Despite the best (and possibly illegal) efforts of the anti-immigrant movement, the Maryland DREAM Act passed by referendum this week on election night. Thousands of undocumented youth who attended high school in Maryland will be able to continue their education alongside their peers at the university’s colleges.

NumbersUSA aired bigoted ads in the state that attempted to wedge African-Americans and immigrants. NumbersUSA has never been an ally of the African-American community; Roy Beck spoke at the 1997 national conference of the white supremacist Council of Conservative Citizens (CofCC), an organization that has referred to African Americans as a “retrograde species of humanity.” Beck initially denied that he spoke to the group, but was exposed when the CofCC published a picture of him at the conference. NumbersUSA frequently finds common cause (see here and here) with the promoter of one of the most draconian Voter ID laws in the country, Kansas Secretary of State Kris Kobach.

As ABC/Univision notes, this is the first time that in-state tuition for undocumented youth has passed by popular vote. Hopefully, campaigners in other states will be emboldened and willing to make their case to the public for fairness and equality in educational access.

The anti-immigrant group Help Save Maryland wound up in hot water for airing ads against in-state tuition in violation of campaign finance rules. Help Save Maryland is, of course, a state contact group for the Federation for American Immigration Reform and has long-standing relationships with the Tanton Network. In a statement released to the press, the executive director of the Maryland Democratic Party said “Marylanders deserve to know who is funding a group that is peddling lies and grossly misrepresenting the facts to influence the outcome of a ballot measure of critical importance to our state.”

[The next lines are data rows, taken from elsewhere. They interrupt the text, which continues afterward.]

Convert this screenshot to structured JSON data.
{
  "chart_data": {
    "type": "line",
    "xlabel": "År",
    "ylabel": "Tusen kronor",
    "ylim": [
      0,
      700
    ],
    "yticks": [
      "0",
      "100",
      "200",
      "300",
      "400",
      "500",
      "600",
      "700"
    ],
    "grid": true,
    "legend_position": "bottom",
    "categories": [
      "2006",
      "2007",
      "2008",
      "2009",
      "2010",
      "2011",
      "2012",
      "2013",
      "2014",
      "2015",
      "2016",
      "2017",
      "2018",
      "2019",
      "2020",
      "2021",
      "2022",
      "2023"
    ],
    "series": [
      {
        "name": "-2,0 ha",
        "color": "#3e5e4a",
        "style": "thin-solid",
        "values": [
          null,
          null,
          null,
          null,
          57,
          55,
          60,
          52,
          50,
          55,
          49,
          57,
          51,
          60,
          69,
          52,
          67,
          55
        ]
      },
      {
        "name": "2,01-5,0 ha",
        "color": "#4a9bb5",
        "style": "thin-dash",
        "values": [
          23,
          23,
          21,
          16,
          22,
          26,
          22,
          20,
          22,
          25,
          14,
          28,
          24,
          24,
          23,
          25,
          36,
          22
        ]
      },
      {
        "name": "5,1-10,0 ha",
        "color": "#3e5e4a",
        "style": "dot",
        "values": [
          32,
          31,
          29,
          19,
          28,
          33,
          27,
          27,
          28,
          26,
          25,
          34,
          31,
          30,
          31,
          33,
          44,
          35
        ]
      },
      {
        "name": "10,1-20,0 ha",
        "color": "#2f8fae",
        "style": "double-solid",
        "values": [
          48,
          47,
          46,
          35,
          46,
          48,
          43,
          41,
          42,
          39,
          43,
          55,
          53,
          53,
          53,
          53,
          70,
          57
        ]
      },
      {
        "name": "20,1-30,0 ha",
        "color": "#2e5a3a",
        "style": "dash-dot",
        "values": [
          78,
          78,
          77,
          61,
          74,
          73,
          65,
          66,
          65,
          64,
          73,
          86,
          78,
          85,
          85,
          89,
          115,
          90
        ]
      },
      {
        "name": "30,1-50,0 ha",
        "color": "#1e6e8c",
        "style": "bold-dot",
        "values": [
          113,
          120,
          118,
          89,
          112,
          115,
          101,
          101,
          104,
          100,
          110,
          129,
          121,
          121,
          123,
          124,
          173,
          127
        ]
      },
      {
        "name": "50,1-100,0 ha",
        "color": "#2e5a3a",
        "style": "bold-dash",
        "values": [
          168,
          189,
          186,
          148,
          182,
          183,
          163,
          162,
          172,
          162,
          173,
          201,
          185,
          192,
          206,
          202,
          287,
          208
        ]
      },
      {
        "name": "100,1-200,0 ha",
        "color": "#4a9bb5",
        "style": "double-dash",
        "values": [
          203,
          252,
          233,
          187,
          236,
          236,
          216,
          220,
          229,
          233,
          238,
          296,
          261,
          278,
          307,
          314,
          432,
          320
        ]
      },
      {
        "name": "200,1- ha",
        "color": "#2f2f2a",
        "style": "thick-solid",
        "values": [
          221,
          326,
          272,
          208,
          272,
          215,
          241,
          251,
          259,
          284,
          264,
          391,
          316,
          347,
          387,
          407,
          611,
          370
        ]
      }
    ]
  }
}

A coalition of groups were instrumental in the success of the measure, they include the Maryland Catholic Conference, the Maryland State Education Association, CASA de Maryland and the Service Employees International Union. The Maryland state conference of the National Association for the Advancement of Colored People (NAACP) played a decisive role in the referendum, throwing its weight behind the measure and providing a counter-narrative to the divisive arguments put forward by NumbersUSA. Count Maryland among the victories for racial justice this year.